“Isola, have you forgiven me?” he asked at last.

“With all my heart. Oh, Martin, I could never be angry with you—never. You have been so good to me. How could I be angry?”

“But you have the right to be angry. I ought not to have doubted. I ought to have believed your word against all the world; but that man raised a doubting devil in me. I was mad with fears and suspicions, wild and unreasonable—as I suppose jealousy generally is. I had never been jealous before. Great God! what a fearful passion it is when a man gives himself up to it. I frightened you by my vehemence, and then your scared looks frightened me. I mistook fear for guilt. Isola, my beloved, let me hear the truth from your own lips—the assurance—the certainty,” he cried with impassioned fervour, getting up and going over to her, looking down into the pale, upturned face with those dark, earnest eyes which always seemed to search the mysteries of her heart. “Let there be no shadow of uncertainty or distrust between us. I have heard from your sister that you were with her when you said you were. That is much. It settles for that vile cad’s insinuated slander; but it is not enough. Let the assurance come to me from your lips—from yours alone.
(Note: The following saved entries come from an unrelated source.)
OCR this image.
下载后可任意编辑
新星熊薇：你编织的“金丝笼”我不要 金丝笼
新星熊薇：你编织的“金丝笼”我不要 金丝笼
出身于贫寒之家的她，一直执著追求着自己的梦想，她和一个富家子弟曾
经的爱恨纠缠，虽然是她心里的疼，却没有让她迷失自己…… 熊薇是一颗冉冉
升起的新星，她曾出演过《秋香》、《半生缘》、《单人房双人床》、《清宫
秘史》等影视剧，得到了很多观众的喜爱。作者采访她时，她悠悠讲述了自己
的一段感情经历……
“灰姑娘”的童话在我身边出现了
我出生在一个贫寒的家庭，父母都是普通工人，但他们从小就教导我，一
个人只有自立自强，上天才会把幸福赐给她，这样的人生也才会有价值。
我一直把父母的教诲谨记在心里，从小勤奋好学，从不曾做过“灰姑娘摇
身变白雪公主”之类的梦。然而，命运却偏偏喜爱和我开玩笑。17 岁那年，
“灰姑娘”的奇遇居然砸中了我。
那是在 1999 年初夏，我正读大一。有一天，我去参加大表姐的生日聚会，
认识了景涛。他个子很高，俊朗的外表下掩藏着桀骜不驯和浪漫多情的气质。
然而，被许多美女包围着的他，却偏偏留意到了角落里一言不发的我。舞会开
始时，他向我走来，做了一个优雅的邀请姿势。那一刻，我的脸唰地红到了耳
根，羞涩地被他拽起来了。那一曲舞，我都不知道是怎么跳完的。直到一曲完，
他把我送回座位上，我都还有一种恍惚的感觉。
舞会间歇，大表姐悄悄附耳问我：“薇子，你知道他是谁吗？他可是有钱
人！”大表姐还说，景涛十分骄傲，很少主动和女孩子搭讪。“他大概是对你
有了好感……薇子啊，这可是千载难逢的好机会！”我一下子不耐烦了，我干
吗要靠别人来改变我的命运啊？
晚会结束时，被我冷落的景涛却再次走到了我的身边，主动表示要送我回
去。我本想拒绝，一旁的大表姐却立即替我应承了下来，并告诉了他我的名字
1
Tell me—by the God who will judge us both some day—Are you my own true wife?”

“I am, Martin—I am your own true wife,” she answered, with an earnestness that thrilled him. “I have not a thought that is not of you. I love you with all my heart and mind. Is not that enough?”

“And you have never wronged me? You have been true and pure always? I call upon God to hear your words, Isola. Is that true?”

“Yes, yes; it is true.”

“God bless you, darling! I will never speak of doubt again. You are my own sweet wife, and shall be honoured and trusted to the end of my days. Thank God, the cloud is past, and we can be happy again!”

She rose from her low seat by the fire, and put her arms round his neck, and hid her face upon his breast, sobbing hysterically.

“My own dear girl, I have been cruel to you—brutal and unkind; but you would forgive me if you knew what I have suffered since noon yesterday; and, indeed, my suffering began before then. That man’s harping on Lostwithiel’s name in all his talk with you—his air of meaning more than he said—and your embarrassment, awakened suspicions that had to be set at rest somehow. Remember the disadvantages under which I labour—the difference in our ages; my unattractiveness as compared with younger men. These things predisposed me to doubt your love. I have not had a moment’s peace since the night of that odious dinner-party. Yes; I have felt a new sensation. I know what jealousy means. But it is past. Praise be to God, it is past. I have come out of the cloud again. Oh, my love, had it been otherwise! Had we been doomed to part!”

“What would you have done, Martin?” she asked, in a low voice, with her face still hidden against his breast, his arms still round her.